The nozzle 23 is disposed in the upper part of the drying chamber 24. The nozzle 23 includes a slurry liquid supply path 21 a that opens into the drying chamber 24 and an air supply path (not shown). A slurry liquid tank 21 for supplying the slurry liquid is connected to the slurry liquid supply path 21a, and a blower for supplying air is connected to the air supply path (not shown).
The slurry liquid supplied from the slurry liquid supply path 21a and the blown air supplied from the air supply path (not shown) collide at the nozzle 23, whereby the slurry liquid is sprayed into fine droplets.

The drying chamber 24 is a cylindrical dryer having a hollow inside. A nozzle 23 is disposed at the top, and a blower opening 22a through which air is introduced from the blower blower 22 is opened.
In addition, a heater 26 capable of heating the air introduced into the drying chamber 24 to a predetermined temperature is provided between the blower blower 22 and the blower opening 22a.
That is, the slurry liquid is supplied to the nozzle 23 through the liquid supply path 21 a, and simultaneously atomized by supplying air from the air supply path to the nozzle 23 and sprayed into the drying chamber 24.

The discharge port of the drying chamber 24 is connected to a cyclone 27. The outlet of the cyclone 27 is connected to the bag filter 28. A wind exhaust blower 29 is connected to the bag filter 28.
The lower part of the cyclone 27 and the bag filter 28 is provided with a discharge port capable of collecting the product.

(Drop formation process).
Next, the air from the blower blower 22 is heated by the heater 26 and introduced into the drying chamber 24. In the drying chamber 24, the atomized slurry droplets and the heated air come into contact with each other, and the slurry droplets are dried. At the same time, a coating layer made of an inorganic material is formed on the surface of the functional substance particles. A carrier is produced (drying step).

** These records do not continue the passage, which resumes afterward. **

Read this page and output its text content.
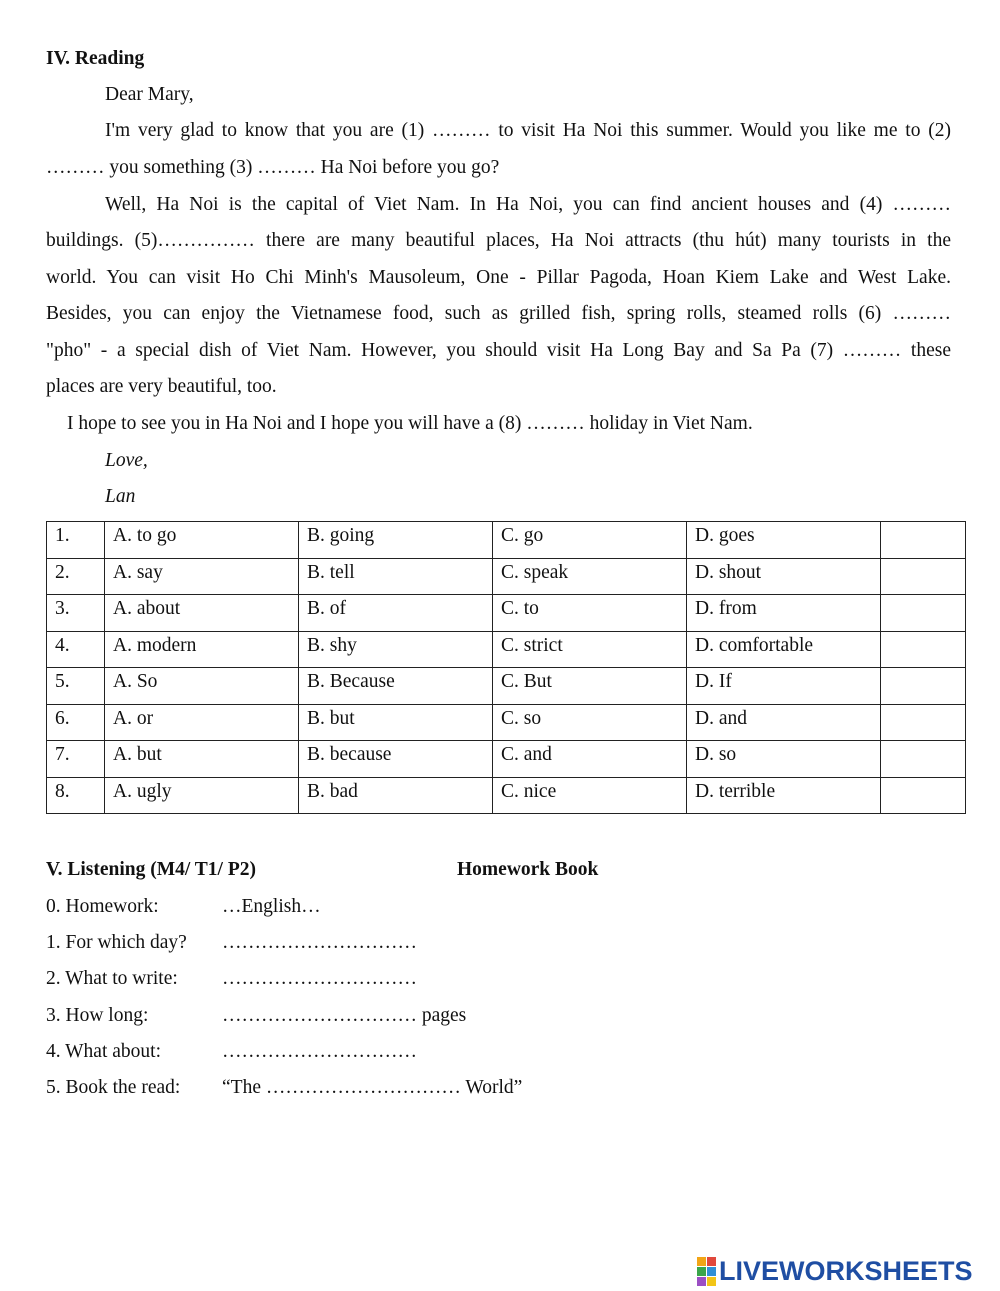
IV. Reading
Dear Mary,
I'm very glad to know that you are (1) ……… to visit Ha Noi this summer. Would you like me to (2)
……… you something (3) ……… Ha Noi before you go?
Well, Ha Noi is the capital of Viet Nam. In Ha Noi, you can find ancient houses and (4) ………
buildings. (5)…………… there are many beautiful places, Ha Noi attracts (thu hút) many tourists in the
world. You can visit Ho Chi Minh's Mausoleum, One - Pillar Pagoda, Hoan Kiem Lake and West Lake.
Besides, you can enjoy the Vietnamese food, such as grilled fish, spring rolls, steamed rolls (6) ………
"pho" - a special dish of Viet Nam. However, you should visit Ha Long Bay and Sa Pa (7) ……… these
places are very beautiful, too.
I hope to see you in Ha Noi and I hope you will have a (8) ……… holiday in Viet Nam.
Love,
Lan
1.	A. to go	B. going	C. go	D. goes	
2.	A. say	B. tell	C. speak	D. shout	
3.	A. about	B. of	C. to	D. from	
4.	A. modern	B. shy	C. strict	D. comfortable	
5.	A. So	B. Because	C. But	D. If	
6.	A. or	B. but	C. so	D. and	
7.	A. but	B. because	C. and	D. so	
8.	A. ugly	B. bad	C. nice	D. terrible	
V. Listening (M4/ T1/ P2)	Homework Book
0. Homework:	…English…
1. For which day? …………………………
2. What to write: …………………………
3. How long:	………………………… pages
4. What about:	…………………………
5. Book the read: “The ………………………… World”
LIVEWORKSHEETS
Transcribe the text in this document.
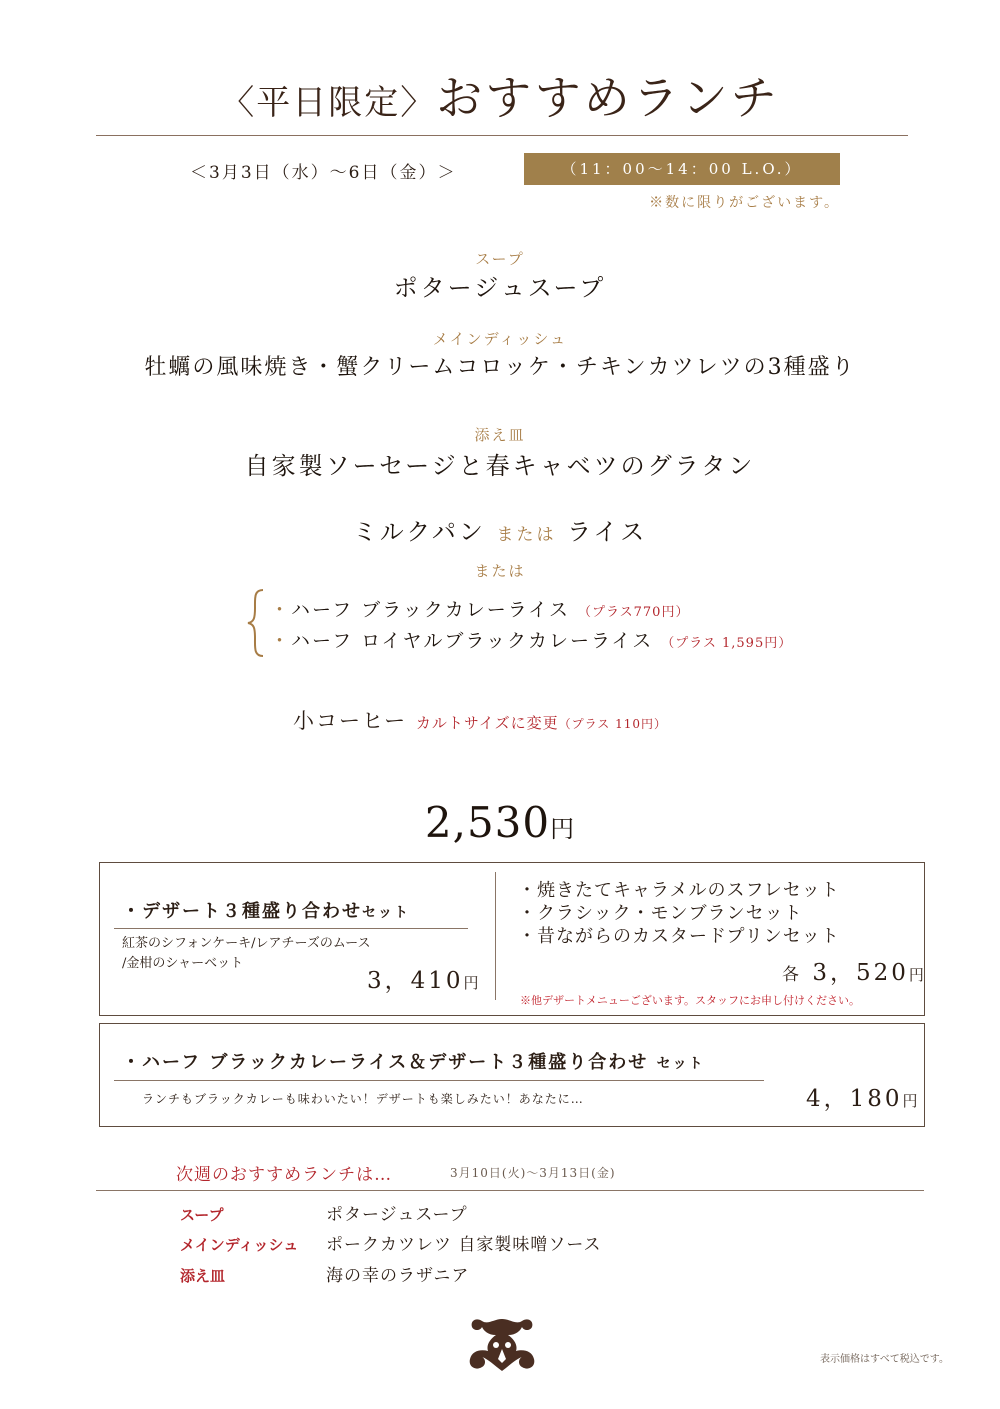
〈平日限定〉おすすめランチ
＜3月3日（水）～6日（金）＞	（11：00～14：00 L.O.）
※数に限りがございます。
スープ
ポタージュスープ
メインディッシュ
牡蠣の風味焼き・蟹クリームコロッケ・チキンカツレツの3種盛り
添え皿
自家製ソーセージと春キャベツのグラタン
ミルクパン または ライス
または
・ハーフ ブラックカレーライス （プラス770円）
・ハーフ ロイヤルブラックカレーライス （プラス 1,595円）
小コーヒー カルトサイズに変更（プラス 110円）
2,530円
・デザート３種盛り合わせセット
紅茶のシフォンケーキ/レアチーズのムース
/金柑のシャーベット
3，410円
・焼きたてキャラメルのスフレセット
・クラシック・モンブランセット
・昔ながらのカスタードプリンセット
各 3，520円
※他デザートメニューございます。スタッフにお申し付けください。
・ハーフ ブラックカレーライス＆デザート３種盛り合わせ セット
ランチもブラックカレーも味わいたい！デザートも楽しみたい！あなたに…	4，180円
次週のおすすめランチは…	3月10日(火)～3月13日(金)
スープ	ポタージュスープ
メインディッシュ ポークカツレツ 自家製味噌ソース
添え皿	海の幸のラザニア
表示価格はすべて税込です。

The air temperature in the drying step is preferably set to 100 ° C. or more and 300 ° C. or less at the inlet temperature.

The prepared precursor carrier falls in the drying chamber 24 together with hot air and is sent to the cyclone 27, and most of the precursor carrier is collected. The precursor carrier that has not been collected is sent to the bag filter 28 and collected. The state of the surface of the precursor carrier thus produced is shown in FIG.

<Firing, cooling, microcrack formation>
The precursor carrier produced as described above is fired in an inert gas atmosphere such as hydrogen or nitrogen to form microcracks in the coating layer. At this time, the ratio (opening ratio) of microcracks formed in the coating layer can be adjusted by the mass ratio of the inorganic aggregate and the inorganic binder blended in the coating layer. By controlling the aperture ratio, it is possible to adjust the diffusion amount of the functional substance. In addition, by firing the precursor support in an atmosphere of hydrogen or an inert gas, the microcracks are formed in a state having a function of diffusing the functional material without causing the functional material to be oxidized and disappeared from the opening. Can do. That is, when the precursor support is fired in an oxidizing atmosphere, the functional substance (for example, an antioxidant substance such as L-ascorbic acid) is oxidized and burned out, and the dissipating function is lost.
Although the firing temperature and time are not specified, it is sufficient if the inorganic binder in the coating layer is melted and vitrified and microcracks can be formed in the coating layer during cooling. For example, firing at 700 to 900 ° C. is suitable. is there.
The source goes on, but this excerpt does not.